Peter Thiel isn't like Haber or Einstein, because most of his potentially dangerous ideas are only contrarian in our little bubble. When he challenges democracy, he's on the side of millennia of kings and queens and emperors and chieftains, as well as everyone who has ever said "if I were king for a day..."; when he manages to be the highest profile Trump supporter in the tech world, he is backed by nearly half the voters in America; when he says that a monopoly is exactly what a company should aim for, a great many CEOs and HN readers privately nod. His genuinely contrarian ideas aren't frightening, they're considered laughable, which is why the media mocks him so much for seasteading and "vampirism".

The most valuable thing we have is time. Unless you are born rich or wealthy time is sustenance and living money. The tradeoffs and risks involved for those born rich and those who have to work for a living are world's apart.

In the era Newton came from you would have to be wealthy to be able to afford other interests beyond surviving. So a lot of the big leaps were made by those from rich families or those lucky enough to have some sort of wealthy backer.

Plus certain things like education, family, kids are attached to specific timelines in a typical life. Health and the ability to do things are also attached to timelines. When you take a risk you could be putting all of those on line.

The ability to expend time with no certainty of returns is a luxury only those from a wealthy background have. And naturally they will be more successfuly as there are more efforts from people of those backgrounds.

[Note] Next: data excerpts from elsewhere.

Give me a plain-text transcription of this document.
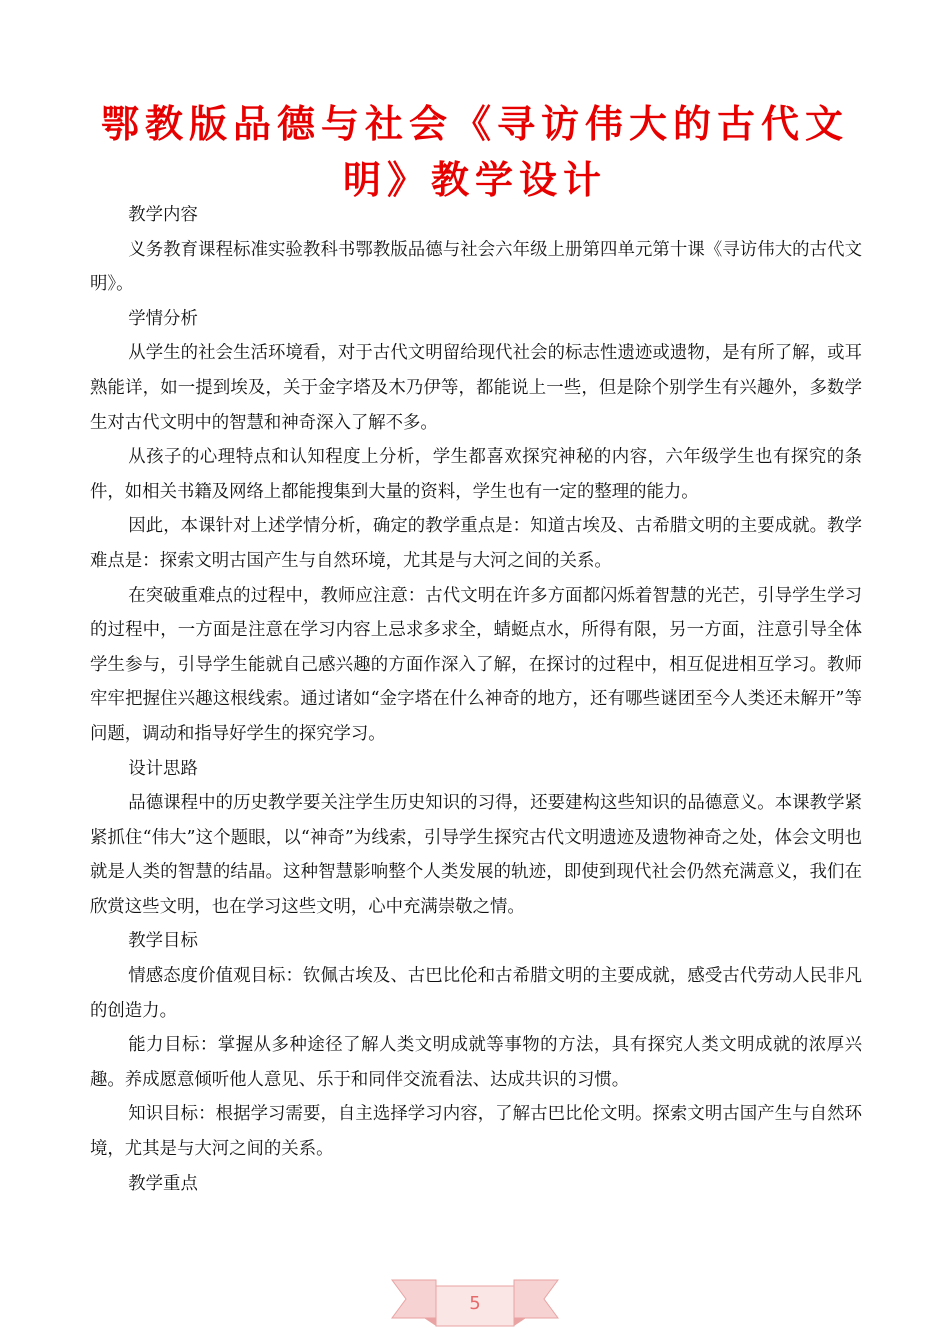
鄂教版品德与社会《寻访伟大的古代文明》教学设计

教学内容

义务教育课程标准实验教科书鄂教版品德与社会六年级上册第四单元第十课《寻访伟大的古代文明》。

学情分析

从学生的社会生活环境看，对于古代文明留给现代社会的标志性遗迹或遗物，是有所了解，或耳熟能详，如一提到埃及，关于金字塔及木乃伊等，都能说上一些，但是除个别学生有兴趣外，多数学生对古代文明中的智慧和神奇深入了解不多。

从孩子的心理特点和认知程度上分析，学生都喜欢探究神秘的内容，六年级学生也有探究的条件，如相关书籍及网络上都能搜集到大量的资料，学生也有一定的整理的能力。

因此，本课针对上述学情分析，确定的教学重点是：知道古埃及、古希腊文明的主要成就。教学难点是：探索文明古国产生与自然环境，尤其是与大河之间的关系。

在突破重难点的过程中，教师应注意：古代文明在许多方面都闪烁着智慧的光芒，引导学生学习的过程中，一方面是注意在学习内容上忌求多求全，蜻蜓点水，所得有限，另一方面，注意引导全体学生参与，引导学生能就自己感兴趣的方面作深入了解，在探讨的过程中，相互促进相互学习。教师牢牢把握住兴趣这根线索。通过诸如“金字塔在什么神奇的地方，还有哪些谜团至今人类还未解开”等问题，调动和指导好学生的探究学习。

设计思路

品德课程中的历史教学要关注学生历史知识的习得，还要建构这些知识的品德意义。本课教学紧紧抓住“伟大”这个题眼，以“神奇”为线索，引导学生探究古代文明遗迹及遗物神奇之处，体会文明也就是人类的智慧的结晶。这种智慧影响整个人类发展的轨迹，即使到现代社会仍然充满意义，我们在欣赏这些文明，也在学习这些文明，心中充满崇敬之情。

教学目标

情感态度价值观目标：钦佩古埃及、古巴比伦和古希腊文明的主要成就，感受古代劳动人民非凡的创造力。

能力目标：掌握从多种途径了解人类文明成就等事物的方法，具有探究人类文明成就的浓厚兴趣。养成愿意倾听他人意见、乐于和同伴交流看法、达成共识的习惯。

知识目标：根据学习需要，自主选择学习内容，了解古巴比伦文明。探索文明古国产生与自然环境，尤其是与大河之间的关系。

教学重点

5
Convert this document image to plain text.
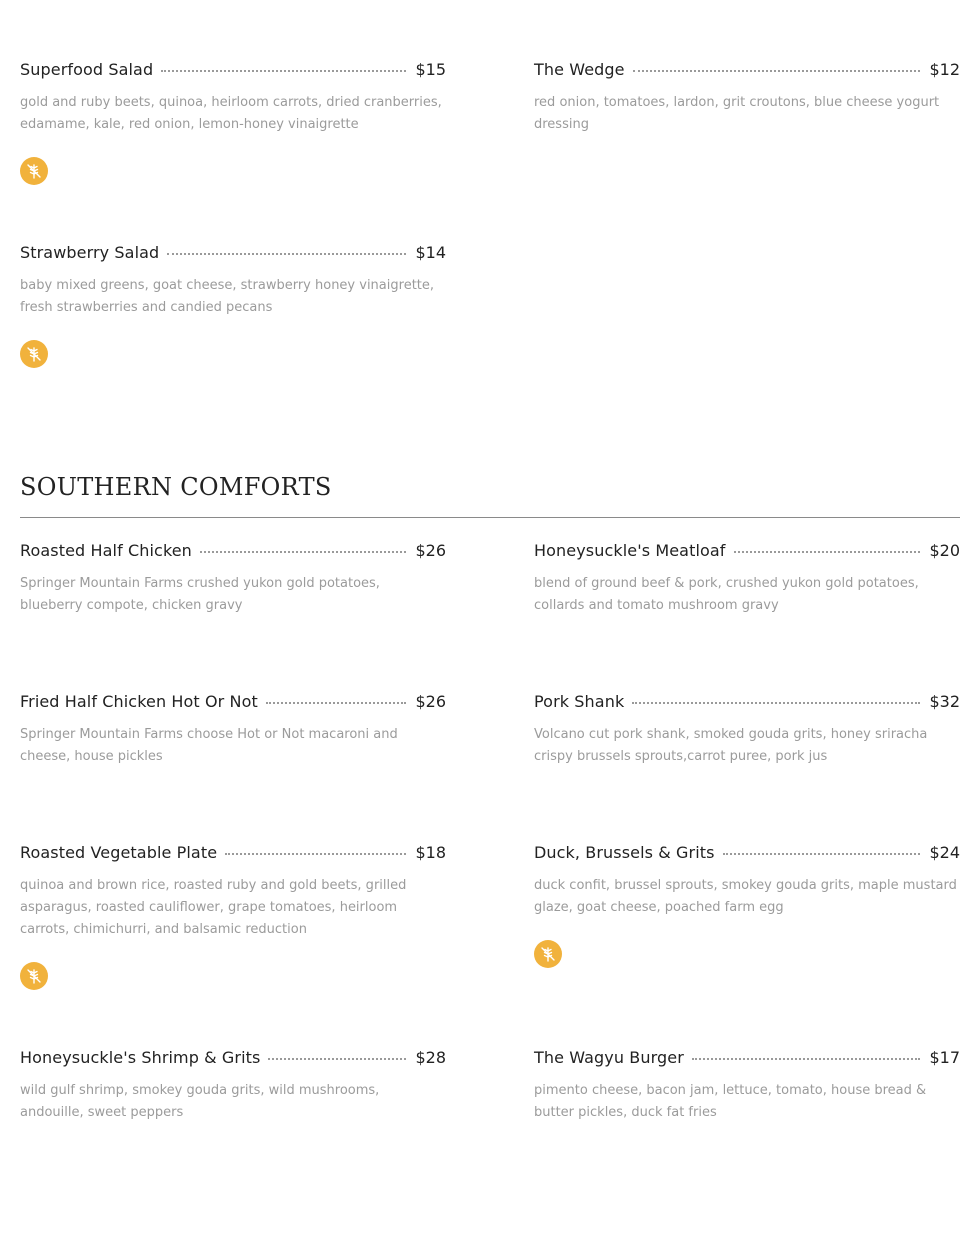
Superfood Salad	$15
gold and ruby beets, quinoa, heirloom carrots, dried cranberries, edamame, kale, red onion, lemon-honey vinaigrette
The Wedge	$12
red onion, tomatoes, lardon, grit croutons, blue cheese yogurt dressing
Strawberry Salad	$14
baby mixed greens, goat cheese, strawberry honey vinaigrette, fresh strawberries and candied pecans
SOUTHERN COMFORTS
Roasted Half Chicken	$26
Springer Mountain Farms crushed yukon gold potatoes, blueberry compote, chicken gravy
Honeysuckle's Meatloaf	$20
blend of ground beef & pork, crushed yukon gold potatoes, collards and tomato mushroom gravy
Fried Half Chicken Hot Or Not	$26
Springer Mountain Farms choose Hot or Not macaroni and cheese, house pickles
Pork Shank	$32
Volcano cut pork shank, smoked gouda grits, honey sriracha crispy brussels sprouts,carrot puree, pork jus
Roasted Vegetable Plate	$18
quinoa and brown rice, roasted ruby and gold beets, grilled asparagus, roasted cauliflower, grape tomatoes, heirloom carrots, chimichurri, and balsamic reduction
Duck, Brussels & Grits	$24
duck confit, brussel sprouts, smokey gouda grits, maple mustard glaze, goat cheese, poached farm egg
Honeysuckle's Shrimp & Grits	$28
wild gulf shrimp, smokey gouda grits, wild mushrooms, andouille, sweet peppers
The Wagyu Burger	$17
pimento cheese, bacon jam, lettuce, tomato, house bread & butter pickles, duck fat fries
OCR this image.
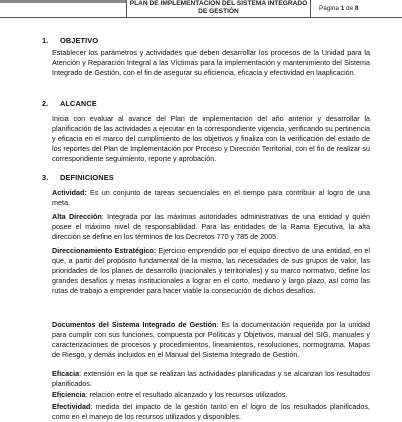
PLAN DE IMPLEMENTACIÓN DEL SISTEMA INTEGRADO
DE GESTIÓN	Página 1 de 8
1. OBJETIVO
Establecer los parámetros y actividades que deben desarrollar los procesos de la Unidad para la Atención y Reparación Integral a las Víctimas para la implementación y mantenimiento del Sistema Integrado de Gestión, con el fin de asegurar su eficiencia, eficacia y efectividad en laaplicación.
2. ALCANCE
Inicia con evaluar al avance del Plan de implementación del año anterior y desarrollar la planificación de las actividades a ejecutar en la correspondiente vigencia, verificando su pertinencia y eficacia en el marco del cumplimiento de los objetivos y finaliza con la verificación del estado de los reportes del Plan de Implementación por Proceso y Dirección Territorial, con el fin de realizar su correspondiente seguimiento, reporte y aprobación.
3. DEFINICIONES
Actividad: Es un conjunto de tareas secuenciales en el tiempo para contribuir al logro de una meta.
Alta Dirección: Integrada por las máximas autoridades administrativas de una entidad y quién posee el máximo nivel de responsabilidad. Para las entidades de la Rama Ejecutiva, la alta dirección se define en los términos de los Decretos 770 y 785 de 2005.
Direccionamiento Estratégico: Ejercicio emprendido por el equipo directivo de una entidad, en el que, a partir del propósito fundamental de la misma, las necesidades de sus grupos de valor, las prioridades de los planes de desarrollo (nacionales y territoriales) y su marco normativo, define los grandes desafíos y metas institucionales a lograr en el corto, mediano y largo plazo, así como las rutas de trabajo a emprender para hacer viable la consecución de dichos desafíos.
Documentos del Sistema Integrado de Gestión: Es la documentación requerida por la unidad para cumplir con sus funciones, compuesta por Políticas y Objetivos, manual del SIG, manuales y caracterizaciones de procesos y procedimientos, lineamientos, resoluciones, normograma, Mapas de Riesgo, y demás incluidos en el Manual del Sistema Integrado de Gestión.
Eficacia: extensión en la que se realizan las actividades planificadas y se alcanzan los resultados planificados.
Eficiencia: relación entre el resultado alcanzado y los recursos utilizados.
Efectividad: medida del impacto de la gestión tanto en el logro de los resultados planificados, como en el manejo de los recursos utilizados y disponibles.
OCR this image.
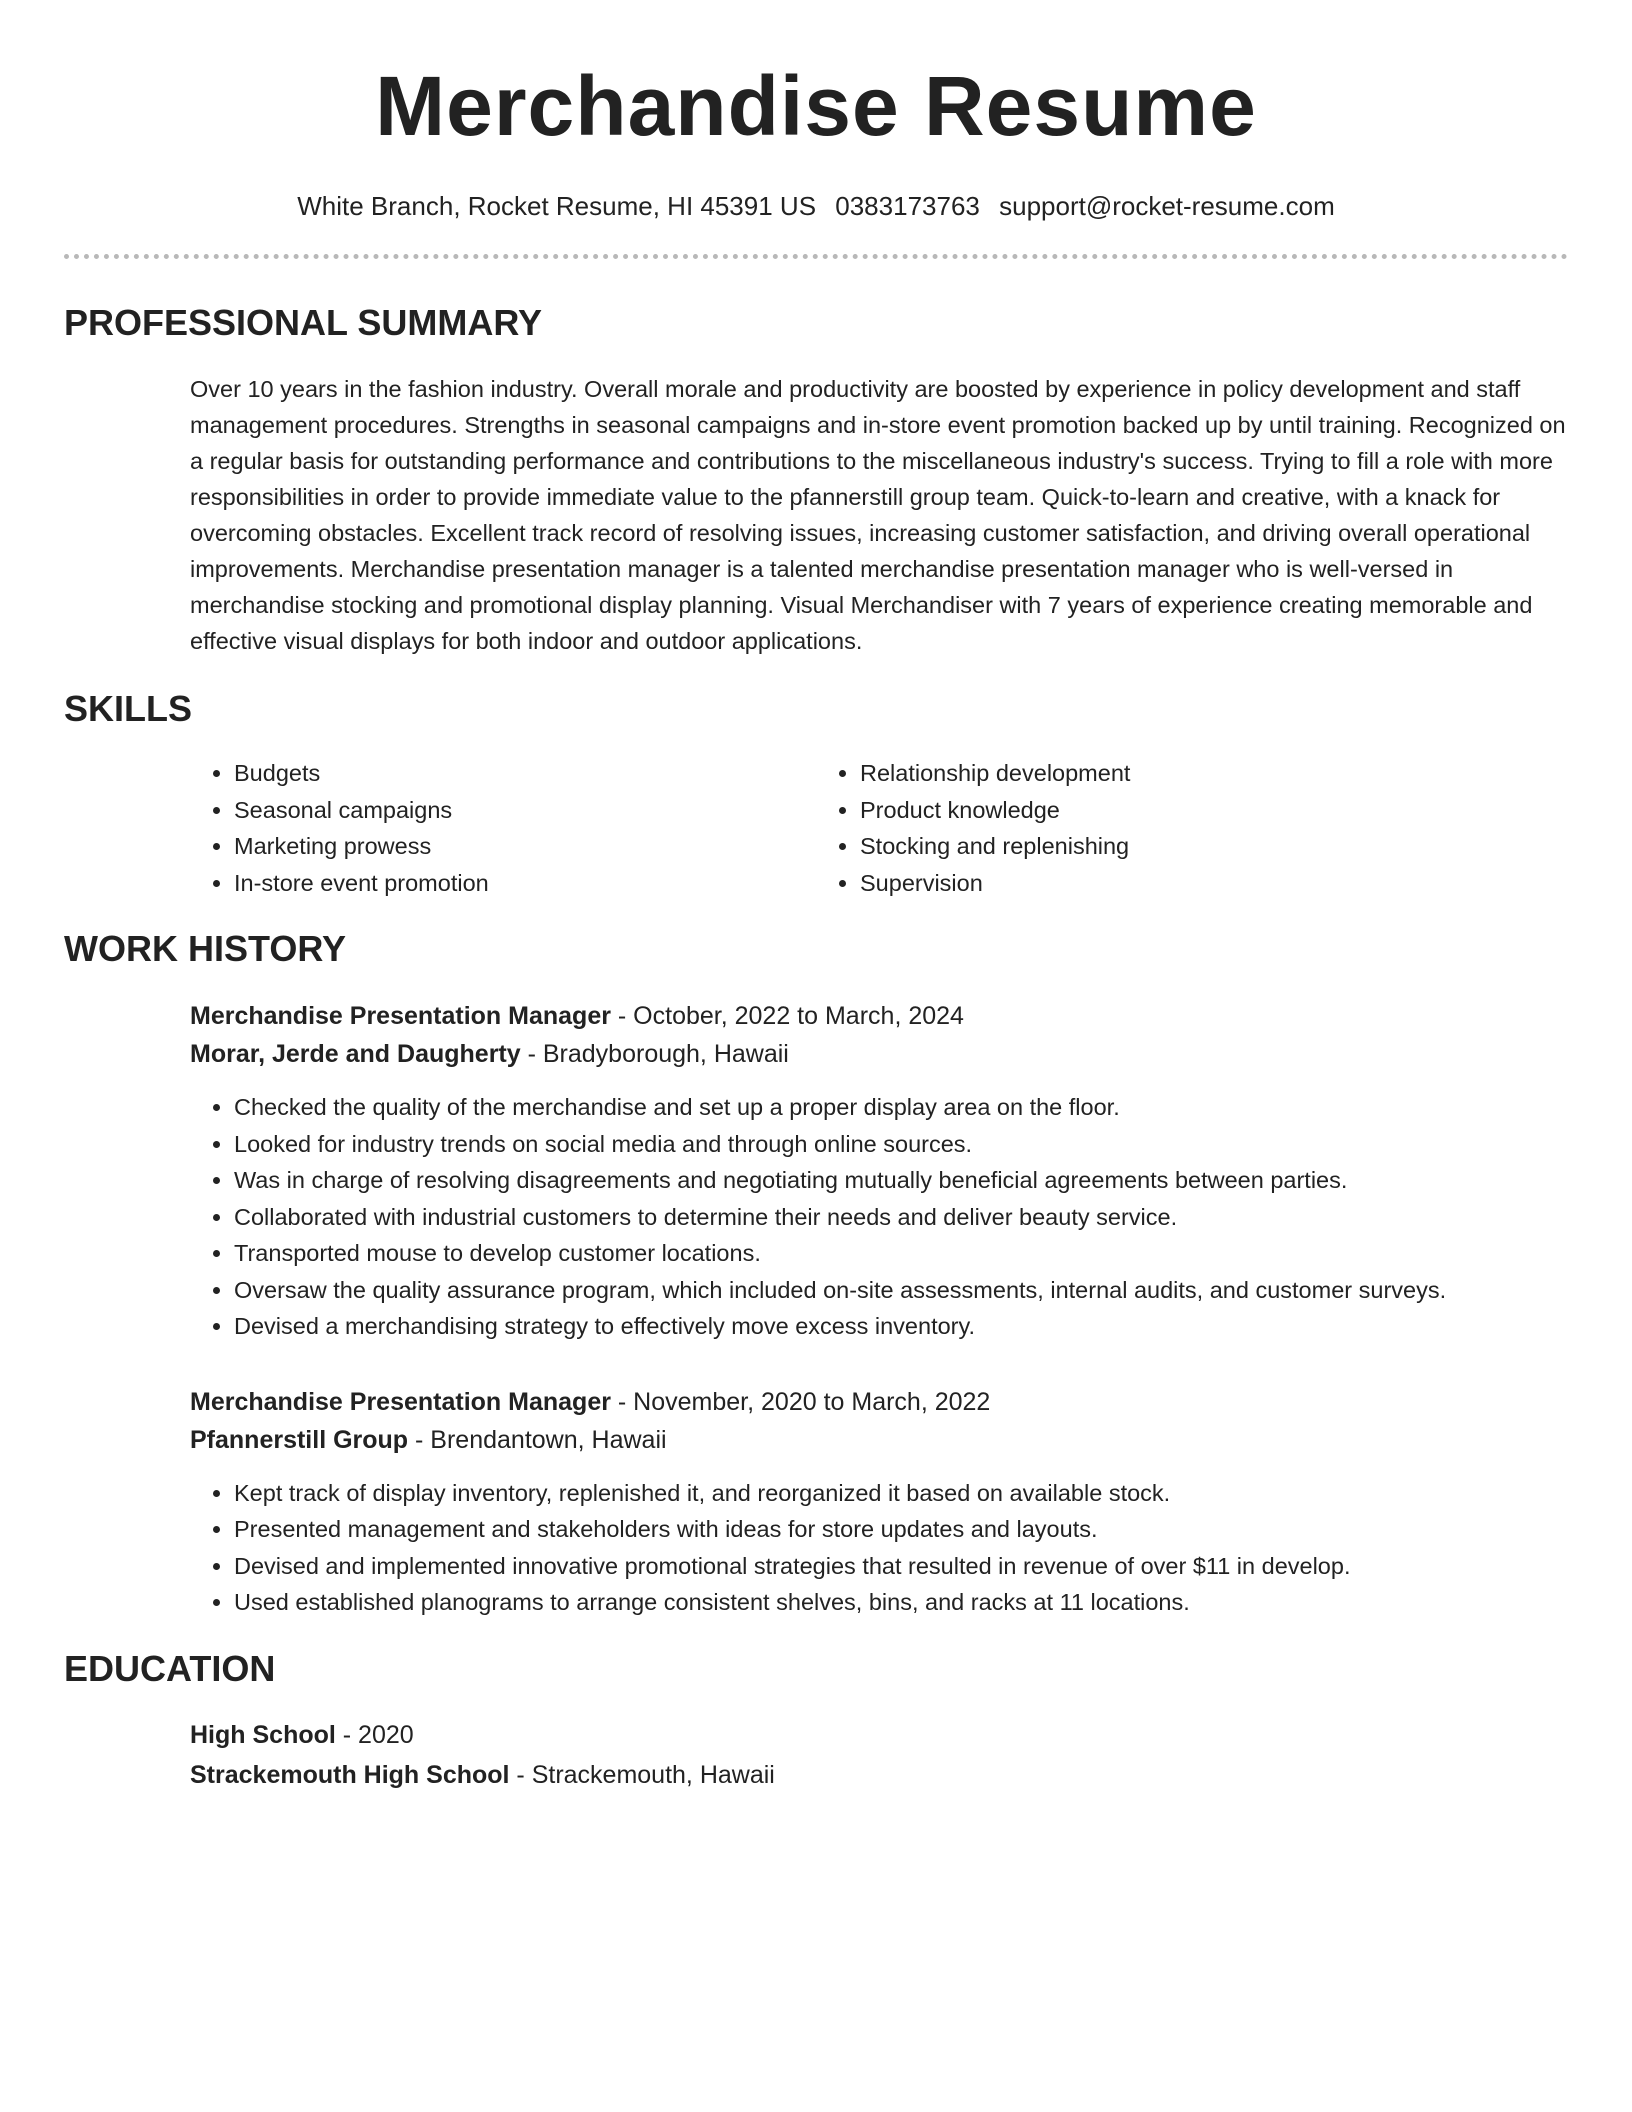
Merchandise Resume
White Branch, Rocket Resume, HI 45391 US 0383173763 support@rocket-resume.com
PROFESSIONAL SUMMARY

Over 10 years in the fashion industry. Overall morale and productivity are boosted by experience in policy development and staff management procedures. Strengths in seasonal campaigns and in-store event promotion backed up by until training. Recognized on a regular basis for outstanding performance and contributions to the miscellaneous industry's success. Trying to fill a role with more responsibilities in order to provide immediate value to the pfannerstill group team. Quick-to-learn and creative, with a knack for overcoming obstacles. Excellent track record of resolving issues, increasing customer satisfaction, and driving overall operational improvements. Merchandise presentation manager is a talented merchandise presentation manager who is well-versed in merchandise stocking and promotional display planning. Visual Merchandiser with 7 years of experience creating memorable and effective visual displays for both indoor and outdoor applications.

SKILLS
• Budgets
• Seasonal campaigns
• Marketing prowess
• In-store event promotion
• Relationship development
• Product knowledge
• Stocking and replenishing
• Supervision
WORK HISTORY
Merchandise Presentation Manager - October, 2022 to March, 2024
Morar, Jerde and Daugherty - Bradyborough, Hawaii
• Checked the quality of the merchandise and set up a proper display area on the floor.
• Looked for industry trends on social media and through online sources.
• Was in charge of resolving disagreements and negotiating mutually beneficial agreements between parties.
• Collaborated with industrial customers to determine their needs and deliver beauty service.
• Transported mouse to develop customer locations.
• Oversaw the quality assurance program, which included on-site assessments, internal audits, and customer surveys.
• Devised a merchandising strategy to effectively move excess inventory.
Merchandise Presentation Manager - November, 2020 to March, 2022
Pfannerstill Group - Brendantown, Hawaii
• Kept track of display inventory, replenished it, and reorganized it based on available stock.
• Presented management and stakeholders with ideas for store updates and layouts.
• Devised and implemented innovative promotional strategies that resulted in revenue of over $11 in develop.
• Used established planograms to arrange consistent shelves, bins, and racks at 11 locations.
EDUCATION
High School - 2020
Strackemouth High School - Strackemouth, Hawaii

Newtons dabbling in Alchemy made him very sick, so there was definitely a risk there. He also invested and lost his life savings in a speculative stock bubble. The bet that really paid off financially was his occult connections that got him a job as warden of the royal mint where his currency manipulation lead to an increase in demand for coins and made him a huge personal fortune. At least that's what I heard. Happy to be corrected.